Il a également accordé aux Juifs le droit de s’installer partout sur les terres impériales et de jouir des mêmes droits comme tous les autres.
En retour, les Juifs se sont toujours avérés être des membres hautement dignes de confiance de l'Empire qui ont servi à des postes très importants dans l'administration et ont été nommés en tant que médecins en chef du palais ou en tant que médecins personnels des sultans.
Une telle opération de sauvetage menée par les Turcs pour les Juifs ne s’est pas limitée à l’époque ottomane de l’histoire turque.
Par exemple, le rôle qu’ont joué des consuls et des diplomates turcs au cours de la Seconde Guerre mondiale dans plusieurs pays occupés par les Allemands est connu par très peu de personnes.
Pendant l'Holocauste, il y avait environ 10.000 Juifs turcs vivant en France.
Les diplomates turcs ont eu recours à diverses méthodes de délivrance de cartes d'identité et de passeports pour des milliers de Juifs en risquant leur vie pour sauver les Juifs des trains se dirigeant vers les camps de concentration nazis.
En 1940, Behiç Erkin, l'ambassadeur de Turquie en France, a émis des documents de citoyenneté turque à 18.200 Juifs en France, malgré la pression du gouvernement français sous l’occupation nazie et a pu ainsi sauver leur vie.
Avec les passeports accordés, des milliers de Juifs sont arrivés en Turquie par des trains. En 2007, une association israélienne de Juifs originaires de Turquie ont demandé à ce que le nom de Behiç Erkin soit inclus au Mémorial de Yad Vashem parmi les Justes parmi les nations. Le Musée Juif d’Istanbul à la synagogue Neve Shalom montre des souvenirs de Juifs fuyant l’Inquisition espagnole et qui ont été installés à Istanbul par le Sultan Bayazid II.
L’histoire de Necdet Kent, le vice-consul de Turquie à Marseille en France, est particulièrement remarquable. Lorsque les nouvelles que les Allemands avaient chargé 80 Juifs turcs vivant à Marseille dans des wagons à bestiaux pour les transporter vers les camps de concentration nazis sont apparues, ce diplomate turc a contesté le commandant de la Gestapo à la gare.

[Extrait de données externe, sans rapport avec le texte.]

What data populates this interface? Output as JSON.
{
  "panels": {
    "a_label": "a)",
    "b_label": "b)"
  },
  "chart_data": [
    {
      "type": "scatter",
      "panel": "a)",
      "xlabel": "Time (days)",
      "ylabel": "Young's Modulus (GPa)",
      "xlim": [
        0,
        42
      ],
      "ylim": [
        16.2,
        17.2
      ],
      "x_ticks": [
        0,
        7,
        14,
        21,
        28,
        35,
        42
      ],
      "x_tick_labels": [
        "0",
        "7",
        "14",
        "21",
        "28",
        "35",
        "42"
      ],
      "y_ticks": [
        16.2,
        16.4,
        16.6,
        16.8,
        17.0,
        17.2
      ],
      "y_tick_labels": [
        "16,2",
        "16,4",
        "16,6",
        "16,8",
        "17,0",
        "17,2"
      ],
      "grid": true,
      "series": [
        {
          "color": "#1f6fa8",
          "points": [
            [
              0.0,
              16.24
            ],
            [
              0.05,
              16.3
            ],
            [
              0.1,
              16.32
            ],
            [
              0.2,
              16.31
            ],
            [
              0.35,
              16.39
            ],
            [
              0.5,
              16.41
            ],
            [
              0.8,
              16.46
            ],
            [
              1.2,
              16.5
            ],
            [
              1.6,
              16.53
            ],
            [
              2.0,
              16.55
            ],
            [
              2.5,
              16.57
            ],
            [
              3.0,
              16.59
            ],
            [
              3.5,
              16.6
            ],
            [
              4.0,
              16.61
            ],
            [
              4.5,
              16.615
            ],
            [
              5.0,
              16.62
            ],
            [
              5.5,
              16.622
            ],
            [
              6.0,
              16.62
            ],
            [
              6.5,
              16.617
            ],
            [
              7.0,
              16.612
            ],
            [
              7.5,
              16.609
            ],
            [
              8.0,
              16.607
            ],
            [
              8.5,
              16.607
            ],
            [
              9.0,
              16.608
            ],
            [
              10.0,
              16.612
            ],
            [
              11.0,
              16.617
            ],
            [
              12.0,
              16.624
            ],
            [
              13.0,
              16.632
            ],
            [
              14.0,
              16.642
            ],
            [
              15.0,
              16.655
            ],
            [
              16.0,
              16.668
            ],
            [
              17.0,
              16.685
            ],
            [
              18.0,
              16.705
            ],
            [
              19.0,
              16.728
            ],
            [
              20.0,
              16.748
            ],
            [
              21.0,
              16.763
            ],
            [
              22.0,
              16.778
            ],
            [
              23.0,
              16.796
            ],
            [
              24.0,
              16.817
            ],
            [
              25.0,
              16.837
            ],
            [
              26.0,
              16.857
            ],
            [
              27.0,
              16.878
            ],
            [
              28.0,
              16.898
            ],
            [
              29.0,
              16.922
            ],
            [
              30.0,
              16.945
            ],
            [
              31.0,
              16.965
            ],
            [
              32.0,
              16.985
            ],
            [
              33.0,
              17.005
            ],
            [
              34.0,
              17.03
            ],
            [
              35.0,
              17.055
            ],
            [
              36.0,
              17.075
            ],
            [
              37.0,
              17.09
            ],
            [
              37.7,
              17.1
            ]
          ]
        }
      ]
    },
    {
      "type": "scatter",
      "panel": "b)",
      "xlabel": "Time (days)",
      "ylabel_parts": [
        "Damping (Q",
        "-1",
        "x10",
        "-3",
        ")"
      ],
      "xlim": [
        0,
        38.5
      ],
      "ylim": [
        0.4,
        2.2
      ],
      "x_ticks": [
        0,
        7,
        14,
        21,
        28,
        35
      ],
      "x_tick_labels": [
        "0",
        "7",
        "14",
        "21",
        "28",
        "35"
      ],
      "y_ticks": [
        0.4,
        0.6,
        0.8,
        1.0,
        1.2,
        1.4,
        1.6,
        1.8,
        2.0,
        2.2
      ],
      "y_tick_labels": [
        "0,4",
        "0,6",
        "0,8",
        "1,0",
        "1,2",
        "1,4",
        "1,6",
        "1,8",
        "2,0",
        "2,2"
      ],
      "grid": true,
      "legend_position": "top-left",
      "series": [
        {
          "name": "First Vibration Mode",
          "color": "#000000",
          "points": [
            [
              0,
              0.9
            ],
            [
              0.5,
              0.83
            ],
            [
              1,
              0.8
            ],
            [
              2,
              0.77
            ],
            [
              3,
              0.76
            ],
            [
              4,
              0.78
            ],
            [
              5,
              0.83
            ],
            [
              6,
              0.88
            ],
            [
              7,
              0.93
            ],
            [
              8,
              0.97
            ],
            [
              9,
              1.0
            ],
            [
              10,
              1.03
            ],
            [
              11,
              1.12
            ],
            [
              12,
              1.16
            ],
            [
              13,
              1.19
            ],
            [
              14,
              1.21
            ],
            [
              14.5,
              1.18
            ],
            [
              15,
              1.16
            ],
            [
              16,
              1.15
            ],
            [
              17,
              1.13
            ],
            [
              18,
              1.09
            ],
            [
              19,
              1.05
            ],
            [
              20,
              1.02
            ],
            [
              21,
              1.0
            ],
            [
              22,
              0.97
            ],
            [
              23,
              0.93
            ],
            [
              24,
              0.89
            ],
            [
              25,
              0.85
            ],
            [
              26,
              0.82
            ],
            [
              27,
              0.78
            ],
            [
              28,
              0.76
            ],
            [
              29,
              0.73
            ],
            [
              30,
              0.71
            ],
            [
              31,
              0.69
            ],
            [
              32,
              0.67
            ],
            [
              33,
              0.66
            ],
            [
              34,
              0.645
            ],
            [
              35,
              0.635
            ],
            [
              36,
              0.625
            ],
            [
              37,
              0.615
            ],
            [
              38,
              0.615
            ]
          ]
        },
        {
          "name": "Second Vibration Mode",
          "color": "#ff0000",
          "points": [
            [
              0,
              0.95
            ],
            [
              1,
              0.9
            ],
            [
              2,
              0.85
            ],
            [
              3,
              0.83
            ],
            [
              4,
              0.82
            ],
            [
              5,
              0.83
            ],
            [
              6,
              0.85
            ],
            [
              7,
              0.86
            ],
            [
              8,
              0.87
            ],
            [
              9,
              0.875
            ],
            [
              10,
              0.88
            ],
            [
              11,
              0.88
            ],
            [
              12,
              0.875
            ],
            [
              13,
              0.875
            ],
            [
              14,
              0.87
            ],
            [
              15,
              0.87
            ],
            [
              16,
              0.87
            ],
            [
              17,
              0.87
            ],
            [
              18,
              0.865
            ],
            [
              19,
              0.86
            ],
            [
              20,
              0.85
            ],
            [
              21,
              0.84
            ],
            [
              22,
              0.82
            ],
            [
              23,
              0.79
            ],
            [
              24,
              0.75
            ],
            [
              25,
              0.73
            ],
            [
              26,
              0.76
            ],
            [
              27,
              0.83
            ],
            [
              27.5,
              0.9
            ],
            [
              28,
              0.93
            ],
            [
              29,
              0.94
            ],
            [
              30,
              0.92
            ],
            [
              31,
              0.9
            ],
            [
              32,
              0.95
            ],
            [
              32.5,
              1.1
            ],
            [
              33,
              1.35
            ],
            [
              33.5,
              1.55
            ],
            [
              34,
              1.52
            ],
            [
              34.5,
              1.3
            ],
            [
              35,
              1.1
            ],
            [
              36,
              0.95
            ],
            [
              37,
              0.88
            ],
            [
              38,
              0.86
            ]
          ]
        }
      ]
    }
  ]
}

Il a demandé leur libération immédiate déclarant qu’ils étaient des citoyens turcs et que la Turquie n’avait pas participé à la guerre. Après la réponse sévère de l’officier allemand déclarant : « Ils ne sont rien d’autre que des Juifs », Necdet Kent et son assistant sont également montés dans le train et ont refusé de descendre malgré l’insistance de l’agent.
A la station suivante, les officiers allemands sont montés à bord et ont présenté des excuses à Kent pour ne pas l’avoir laissé descendre à Marseille ; ils avaient une voiture qui l’attendait à l’extérieur pour le ramener à son bureau. « En tant que représentant d’un gouvernement qui a rejeté un tel traitement pour des croyances religieuses, je ne pouvais pas envisager de les laisser là » dit-il.
Surpris de sa position intransigeante, les Allemands ont finalement laissé tout le monde hors du train.1 En 2001, Necdet Kent a été honoré par la Médaille du service suprême, l’un des plus grands honneurs de la Turquie, ainsi que par une médaille spéciale d’Israël pour le sauvetage des Juifs pendant l’Holocauste.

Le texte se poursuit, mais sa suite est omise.